Abstract

Motivated by the importance of optical microscopes to science and engineering, scientists have pondered for centuries how to improve their resolution and the existence of fundamental resolution limits. In recent years, a new class of microscopes that overcome a long-held belief about the resolution have revolutionized biological imaging. Termed "superresolution" microscopy, these techniques work by accurately locating optical point sources from far field. To investigate the fundamental localization limits, here I derive quantum lower bounds on the error of locating point sources in free space, taking full account of the quantum, nonparaxial, and vectoral nature of photons. These bounds are valid for any measurement technique, as long as it obeys quantum mechanics, and serve as general no-go theorems for the resolution of microscopes. To arrive at analytic results, I focus mainly on the cases of one and two classical monochromatic sources with an initial vacuum optical state. For one source, a lower bound on the root-mean-square position estimation error is on the order of $\lambda_0/\sqrt{N}$, where $\lambda_0$ is the free-space wavelength and $N$ is the average number of radiated photons.

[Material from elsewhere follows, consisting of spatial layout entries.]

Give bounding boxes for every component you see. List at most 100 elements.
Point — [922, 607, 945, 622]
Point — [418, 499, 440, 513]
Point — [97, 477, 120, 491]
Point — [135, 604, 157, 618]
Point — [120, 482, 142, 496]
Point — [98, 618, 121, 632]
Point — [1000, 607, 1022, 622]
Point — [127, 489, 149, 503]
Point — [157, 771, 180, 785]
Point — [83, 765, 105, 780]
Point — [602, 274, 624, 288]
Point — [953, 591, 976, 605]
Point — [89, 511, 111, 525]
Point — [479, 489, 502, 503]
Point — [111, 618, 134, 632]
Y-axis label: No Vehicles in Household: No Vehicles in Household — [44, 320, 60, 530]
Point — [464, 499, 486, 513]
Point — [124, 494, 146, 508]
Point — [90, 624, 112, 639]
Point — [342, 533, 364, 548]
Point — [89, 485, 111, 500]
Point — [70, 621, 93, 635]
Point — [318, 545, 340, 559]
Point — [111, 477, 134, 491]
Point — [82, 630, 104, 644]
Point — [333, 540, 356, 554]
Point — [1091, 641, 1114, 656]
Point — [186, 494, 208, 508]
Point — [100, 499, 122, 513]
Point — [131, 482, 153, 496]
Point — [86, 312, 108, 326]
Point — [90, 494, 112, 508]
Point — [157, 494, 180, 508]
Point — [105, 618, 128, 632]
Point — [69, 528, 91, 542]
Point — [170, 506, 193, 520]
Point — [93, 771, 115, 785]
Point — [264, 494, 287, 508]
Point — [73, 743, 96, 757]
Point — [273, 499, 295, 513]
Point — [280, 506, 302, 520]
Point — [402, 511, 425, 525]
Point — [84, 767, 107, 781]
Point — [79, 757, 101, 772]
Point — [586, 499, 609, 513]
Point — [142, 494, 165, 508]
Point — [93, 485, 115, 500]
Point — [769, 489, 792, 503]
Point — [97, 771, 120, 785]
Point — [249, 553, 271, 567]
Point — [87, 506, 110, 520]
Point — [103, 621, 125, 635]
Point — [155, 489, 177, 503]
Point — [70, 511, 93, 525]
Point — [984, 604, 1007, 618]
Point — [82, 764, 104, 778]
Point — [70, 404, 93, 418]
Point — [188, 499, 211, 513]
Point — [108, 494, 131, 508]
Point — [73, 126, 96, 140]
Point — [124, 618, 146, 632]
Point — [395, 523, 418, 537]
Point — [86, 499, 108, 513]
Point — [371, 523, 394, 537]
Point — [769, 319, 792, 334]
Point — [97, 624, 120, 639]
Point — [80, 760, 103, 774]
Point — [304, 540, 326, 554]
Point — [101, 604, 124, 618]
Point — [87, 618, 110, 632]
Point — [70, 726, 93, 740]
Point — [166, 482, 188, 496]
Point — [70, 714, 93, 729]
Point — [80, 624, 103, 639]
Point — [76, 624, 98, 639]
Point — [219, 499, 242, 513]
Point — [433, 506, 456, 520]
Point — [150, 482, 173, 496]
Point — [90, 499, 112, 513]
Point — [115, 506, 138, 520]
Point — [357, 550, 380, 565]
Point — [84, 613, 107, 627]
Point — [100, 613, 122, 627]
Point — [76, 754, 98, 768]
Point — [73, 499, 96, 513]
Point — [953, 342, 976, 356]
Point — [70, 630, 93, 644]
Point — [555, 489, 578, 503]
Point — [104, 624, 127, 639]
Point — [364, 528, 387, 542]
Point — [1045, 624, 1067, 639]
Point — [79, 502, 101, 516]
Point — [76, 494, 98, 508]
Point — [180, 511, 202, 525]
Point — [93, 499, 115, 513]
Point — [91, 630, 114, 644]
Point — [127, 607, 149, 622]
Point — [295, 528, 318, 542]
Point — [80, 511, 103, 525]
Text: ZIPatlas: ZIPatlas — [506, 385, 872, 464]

For two sources, owing to the statistical effect of nuisance parameters, the error bound diverges when their radiated fields overlap significantly. The use of squeezed light to enhance further the accuracy of locating one classical point source and the localization limits for partially coherent sources and single-photon sources are also discussed. The presented theory establishes a rigorous quantum statiscal inference framework for the study of superresolution microscopy and points to the possibility of using quantum techniques for true resolution enhancement.